Synopsis and/or additional information: All below information is sourced from the above links (see purchasing and information) and the text.

  • As an example of one of the games/exercises offered in this book, the game/chapter titled ‘The Philosophical Health Check’, asks the reader/participant to tick only one box: ‘agree or disagree’ in response to a series of questions and claims. The game is designed such that some of the claims that one assents to seemingly contradict (or run contrary to) other claims also assented to. The desired effect is one of demanding (at the threat of being rationally inconsistent) some explanation of the reader/player to make amends.

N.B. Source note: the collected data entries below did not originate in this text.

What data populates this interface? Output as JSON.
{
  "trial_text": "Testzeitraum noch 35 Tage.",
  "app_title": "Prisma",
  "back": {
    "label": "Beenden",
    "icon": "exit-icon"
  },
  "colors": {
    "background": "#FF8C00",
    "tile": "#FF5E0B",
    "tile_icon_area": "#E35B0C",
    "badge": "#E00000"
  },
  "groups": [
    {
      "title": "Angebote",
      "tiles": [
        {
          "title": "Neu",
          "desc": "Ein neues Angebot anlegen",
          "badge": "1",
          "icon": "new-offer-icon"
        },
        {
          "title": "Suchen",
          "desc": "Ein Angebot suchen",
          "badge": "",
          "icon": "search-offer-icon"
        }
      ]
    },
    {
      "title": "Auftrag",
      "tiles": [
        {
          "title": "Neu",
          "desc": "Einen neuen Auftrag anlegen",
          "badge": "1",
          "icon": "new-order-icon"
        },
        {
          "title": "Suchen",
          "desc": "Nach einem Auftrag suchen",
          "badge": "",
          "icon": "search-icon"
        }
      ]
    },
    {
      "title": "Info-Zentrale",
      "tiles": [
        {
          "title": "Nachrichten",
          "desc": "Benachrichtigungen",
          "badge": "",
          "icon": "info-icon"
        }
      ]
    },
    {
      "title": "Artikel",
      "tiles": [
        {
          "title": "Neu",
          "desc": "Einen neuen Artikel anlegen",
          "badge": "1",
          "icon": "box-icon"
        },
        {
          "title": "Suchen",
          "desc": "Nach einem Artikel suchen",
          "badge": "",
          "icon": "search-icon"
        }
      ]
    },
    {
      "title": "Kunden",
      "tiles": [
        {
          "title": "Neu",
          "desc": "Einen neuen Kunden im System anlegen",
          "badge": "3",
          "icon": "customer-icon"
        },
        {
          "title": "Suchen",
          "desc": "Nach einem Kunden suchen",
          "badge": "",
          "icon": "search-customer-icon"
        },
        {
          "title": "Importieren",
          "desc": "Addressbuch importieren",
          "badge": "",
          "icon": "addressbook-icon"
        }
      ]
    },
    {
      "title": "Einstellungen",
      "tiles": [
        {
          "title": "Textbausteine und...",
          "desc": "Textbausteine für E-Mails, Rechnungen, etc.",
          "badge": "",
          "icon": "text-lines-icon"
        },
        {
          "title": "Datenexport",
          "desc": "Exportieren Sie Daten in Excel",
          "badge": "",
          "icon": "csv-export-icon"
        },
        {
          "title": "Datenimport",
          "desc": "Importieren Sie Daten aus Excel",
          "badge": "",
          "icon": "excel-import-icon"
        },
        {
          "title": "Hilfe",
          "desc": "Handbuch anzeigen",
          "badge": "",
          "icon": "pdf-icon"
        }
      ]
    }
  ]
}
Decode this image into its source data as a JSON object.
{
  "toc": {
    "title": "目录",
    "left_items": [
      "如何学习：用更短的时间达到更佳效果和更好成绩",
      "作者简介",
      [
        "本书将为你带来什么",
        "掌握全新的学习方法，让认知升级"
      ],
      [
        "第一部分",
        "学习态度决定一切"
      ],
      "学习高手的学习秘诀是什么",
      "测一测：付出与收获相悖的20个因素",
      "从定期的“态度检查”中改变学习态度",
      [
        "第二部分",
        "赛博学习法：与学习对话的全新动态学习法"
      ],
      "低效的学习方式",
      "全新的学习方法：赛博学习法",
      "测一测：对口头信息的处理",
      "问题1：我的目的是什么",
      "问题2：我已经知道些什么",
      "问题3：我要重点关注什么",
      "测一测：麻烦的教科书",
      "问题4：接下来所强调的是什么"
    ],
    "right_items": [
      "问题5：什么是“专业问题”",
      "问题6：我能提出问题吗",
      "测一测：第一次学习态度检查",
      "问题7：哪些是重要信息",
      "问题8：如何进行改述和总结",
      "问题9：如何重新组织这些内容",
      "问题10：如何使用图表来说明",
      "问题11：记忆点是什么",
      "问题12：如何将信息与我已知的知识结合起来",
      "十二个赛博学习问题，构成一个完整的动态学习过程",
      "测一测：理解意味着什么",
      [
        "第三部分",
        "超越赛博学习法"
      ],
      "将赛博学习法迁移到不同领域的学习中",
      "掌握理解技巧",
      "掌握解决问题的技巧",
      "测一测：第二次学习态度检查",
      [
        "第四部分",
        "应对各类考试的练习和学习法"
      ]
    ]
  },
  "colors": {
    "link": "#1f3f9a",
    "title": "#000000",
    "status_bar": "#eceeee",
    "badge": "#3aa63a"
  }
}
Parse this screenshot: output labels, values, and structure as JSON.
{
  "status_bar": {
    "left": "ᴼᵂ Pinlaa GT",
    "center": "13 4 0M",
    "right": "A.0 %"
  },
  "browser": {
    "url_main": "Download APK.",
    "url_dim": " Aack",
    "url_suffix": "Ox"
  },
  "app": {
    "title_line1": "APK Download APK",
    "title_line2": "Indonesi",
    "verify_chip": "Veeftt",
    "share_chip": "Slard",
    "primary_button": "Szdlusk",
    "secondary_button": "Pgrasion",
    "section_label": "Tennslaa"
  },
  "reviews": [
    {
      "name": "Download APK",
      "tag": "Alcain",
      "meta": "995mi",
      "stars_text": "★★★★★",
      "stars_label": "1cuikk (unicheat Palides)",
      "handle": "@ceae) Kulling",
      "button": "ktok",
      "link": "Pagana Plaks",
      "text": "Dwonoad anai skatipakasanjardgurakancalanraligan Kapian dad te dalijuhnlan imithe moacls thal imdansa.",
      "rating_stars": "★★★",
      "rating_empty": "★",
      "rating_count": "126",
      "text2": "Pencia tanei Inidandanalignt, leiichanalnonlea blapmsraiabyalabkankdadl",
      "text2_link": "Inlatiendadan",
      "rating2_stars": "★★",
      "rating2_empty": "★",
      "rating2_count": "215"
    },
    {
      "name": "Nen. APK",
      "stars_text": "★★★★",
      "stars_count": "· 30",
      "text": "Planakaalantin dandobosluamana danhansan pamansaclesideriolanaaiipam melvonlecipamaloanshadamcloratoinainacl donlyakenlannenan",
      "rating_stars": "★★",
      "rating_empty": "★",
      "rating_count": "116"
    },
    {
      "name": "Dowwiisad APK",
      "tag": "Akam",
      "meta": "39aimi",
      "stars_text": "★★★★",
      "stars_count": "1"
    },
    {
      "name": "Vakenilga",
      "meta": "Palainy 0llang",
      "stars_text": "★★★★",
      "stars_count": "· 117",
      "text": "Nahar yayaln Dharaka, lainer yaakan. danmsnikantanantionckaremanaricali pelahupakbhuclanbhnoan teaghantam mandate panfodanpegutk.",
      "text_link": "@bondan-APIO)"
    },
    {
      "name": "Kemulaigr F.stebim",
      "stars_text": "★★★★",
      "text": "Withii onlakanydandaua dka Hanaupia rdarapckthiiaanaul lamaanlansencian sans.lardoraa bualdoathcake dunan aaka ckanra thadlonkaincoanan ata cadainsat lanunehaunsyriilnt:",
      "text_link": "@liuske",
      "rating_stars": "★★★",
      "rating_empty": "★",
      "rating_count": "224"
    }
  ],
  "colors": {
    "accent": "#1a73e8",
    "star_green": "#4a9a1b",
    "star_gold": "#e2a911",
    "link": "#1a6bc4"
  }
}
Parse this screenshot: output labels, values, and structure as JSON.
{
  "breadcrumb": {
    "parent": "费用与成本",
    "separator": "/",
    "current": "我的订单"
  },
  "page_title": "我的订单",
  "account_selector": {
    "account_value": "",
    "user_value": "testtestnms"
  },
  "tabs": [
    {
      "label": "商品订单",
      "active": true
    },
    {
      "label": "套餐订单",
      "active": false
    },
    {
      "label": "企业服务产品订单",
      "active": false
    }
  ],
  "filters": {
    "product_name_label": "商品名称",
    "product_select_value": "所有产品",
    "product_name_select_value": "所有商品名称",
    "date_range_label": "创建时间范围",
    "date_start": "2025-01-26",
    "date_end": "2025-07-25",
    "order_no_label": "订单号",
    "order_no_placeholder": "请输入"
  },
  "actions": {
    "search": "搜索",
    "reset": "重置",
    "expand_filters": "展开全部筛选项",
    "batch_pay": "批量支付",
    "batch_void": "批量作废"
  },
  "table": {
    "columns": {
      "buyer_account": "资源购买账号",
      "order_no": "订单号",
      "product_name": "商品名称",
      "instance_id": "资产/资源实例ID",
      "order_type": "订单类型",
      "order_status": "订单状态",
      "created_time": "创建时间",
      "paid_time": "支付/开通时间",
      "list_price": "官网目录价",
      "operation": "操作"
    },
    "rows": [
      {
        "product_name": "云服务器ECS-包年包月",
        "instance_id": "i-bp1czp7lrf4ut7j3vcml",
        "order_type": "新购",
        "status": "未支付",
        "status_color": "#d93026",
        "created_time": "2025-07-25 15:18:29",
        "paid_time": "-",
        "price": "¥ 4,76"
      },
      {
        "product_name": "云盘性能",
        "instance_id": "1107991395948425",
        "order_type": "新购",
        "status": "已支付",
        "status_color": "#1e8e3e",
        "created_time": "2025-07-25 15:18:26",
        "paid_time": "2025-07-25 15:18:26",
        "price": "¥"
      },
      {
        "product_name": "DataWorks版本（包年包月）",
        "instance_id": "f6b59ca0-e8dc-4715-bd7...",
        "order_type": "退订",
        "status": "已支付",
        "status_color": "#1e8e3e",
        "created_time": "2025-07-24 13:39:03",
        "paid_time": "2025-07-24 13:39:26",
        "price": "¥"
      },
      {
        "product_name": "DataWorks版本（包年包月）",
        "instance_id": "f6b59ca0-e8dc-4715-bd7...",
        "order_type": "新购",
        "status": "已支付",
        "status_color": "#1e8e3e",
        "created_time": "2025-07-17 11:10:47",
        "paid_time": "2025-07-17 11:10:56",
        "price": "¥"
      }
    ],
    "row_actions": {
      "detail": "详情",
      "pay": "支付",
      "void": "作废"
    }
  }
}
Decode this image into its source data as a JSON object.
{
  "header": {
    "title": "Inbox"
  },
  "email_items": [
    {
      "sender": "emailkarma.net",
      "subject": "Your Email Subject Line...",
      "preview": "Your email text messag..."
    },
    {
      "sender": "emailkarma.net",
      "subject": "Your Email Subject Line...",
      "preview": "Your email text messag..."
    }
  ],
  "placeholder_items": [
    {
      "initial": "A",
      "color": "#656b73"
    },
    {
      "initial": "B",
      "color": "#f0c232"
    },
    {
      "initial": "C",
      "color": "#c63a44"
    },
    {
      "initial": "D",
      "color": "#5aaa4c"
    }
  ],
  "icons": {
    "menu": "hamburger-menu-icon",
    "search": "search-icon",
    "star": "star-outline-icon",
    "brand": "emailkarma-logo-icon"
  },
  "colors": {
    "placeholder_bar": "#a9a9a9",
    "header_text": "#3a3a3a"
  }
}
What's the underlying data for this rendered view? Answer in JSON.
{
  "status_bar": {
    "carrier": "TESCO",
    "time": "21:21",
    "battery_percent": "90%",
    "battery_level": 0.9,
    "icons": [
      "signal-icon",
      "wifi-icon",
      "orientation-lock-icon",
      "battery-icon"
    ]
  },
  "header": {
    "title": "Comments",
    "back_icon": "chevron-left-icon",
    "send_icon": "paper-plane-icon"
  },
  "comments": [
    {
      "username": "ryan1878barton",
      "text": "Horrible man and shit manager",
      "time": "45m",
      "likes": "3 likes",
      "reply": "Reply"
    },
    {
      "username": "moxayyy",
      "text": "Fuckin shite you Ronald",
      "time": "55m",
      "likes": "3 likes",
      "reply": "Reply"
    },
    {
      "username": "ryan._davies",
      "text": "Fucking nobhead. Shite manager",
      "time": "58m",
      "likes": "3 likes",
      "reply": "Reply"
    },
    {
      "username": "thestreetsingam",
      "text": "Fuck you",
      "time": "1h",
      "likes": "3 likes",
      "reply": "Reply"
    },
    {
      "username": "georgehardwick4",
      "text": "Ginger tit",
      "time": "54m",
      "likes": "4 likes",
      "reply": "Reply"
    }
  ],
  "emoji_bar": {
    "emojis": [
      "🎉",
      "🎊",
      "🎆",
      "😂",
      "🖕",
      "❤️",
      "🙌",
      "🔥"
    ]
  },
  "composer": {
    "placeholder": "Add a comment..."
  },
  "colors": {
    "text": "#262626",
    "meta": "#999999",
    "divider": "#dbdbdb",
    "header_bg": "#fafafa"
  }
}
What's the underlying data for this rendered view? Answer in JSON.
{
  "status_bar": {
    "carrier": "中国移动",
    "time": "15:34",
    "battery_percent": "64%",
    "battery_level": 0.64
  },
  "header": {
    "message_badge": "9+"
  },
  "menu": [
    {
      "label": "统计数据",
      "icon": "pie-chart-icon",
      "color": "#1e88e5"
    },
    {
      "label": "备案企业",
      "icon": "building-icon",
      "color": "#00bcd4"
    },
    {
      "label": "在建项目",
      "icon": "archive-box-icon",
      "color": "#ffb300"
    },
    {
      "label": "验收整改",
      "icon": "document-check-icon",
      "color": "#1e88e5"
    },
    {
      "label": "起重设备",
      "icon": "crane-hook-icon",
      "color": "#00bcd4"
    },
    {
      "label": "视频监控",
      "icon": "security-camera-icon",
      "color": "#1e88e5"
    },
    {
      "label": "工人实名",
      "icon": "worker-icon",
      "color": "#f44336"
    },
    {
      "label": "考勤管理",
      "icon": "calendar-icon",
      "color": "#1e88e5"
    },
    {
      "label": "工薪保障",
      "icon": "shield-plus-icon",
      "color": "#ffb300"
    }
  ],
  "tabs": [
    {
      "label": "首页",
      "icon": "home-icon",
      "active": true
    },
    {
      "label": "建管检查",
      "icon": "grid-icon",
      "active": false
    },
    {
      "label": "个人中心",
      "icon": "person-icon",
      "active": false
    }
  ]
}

  • Other games include 1) ‘The Do-It-Yourself-Deity’ where one is playfully challenged to create a god that is consistent with the world as we know it. (The main issue implicit in this exercise is the infamous ‘problem of evil’ i.e. what sort of god can be reconciled with a world where the innocent suffer and the vicious flourish? Would such a god not himself be evil, or at least indifferent, or lacking in power? If so, would such a god be worthy of worship?) 2) ‘Taboo’ – where the reader is prompted to assess the extent to which the norms that guide our conduct are supported by good reasons or are merely unsubstantiated ‘gut feeling’ prejudices.
Strengths: The general premise of the book is quite unique. The games are fun and entertaining yet the aim of exposing what one ‘really thinks’ may be seriously enlightening, challenging, and may set the foundation for some honest philosophical reflection. Furthermore, the book may be used as a starting point or source for further exploration. For example: 1) One may add, subtract or change some of the questions – or create their own questions to make the given exercise more appropriate for the classroom; 2) one may use the various game formats for issues other than those presented in the text; 3) one may use the text as a basis for creating one’s own games or for provoking reflection on issues not discussed in the text.
Limitations: Much like the magazine quizzes and personality questionnaires on which many of the games seem to be based, the games here sometimes over-simplify various issues and trade on what in other circumstances could be seen as leading (or misleading) questions. For example, the either/or answers that one might be forced to give, may in some circumstances conceal what is really a gradation of possible reasonable responses.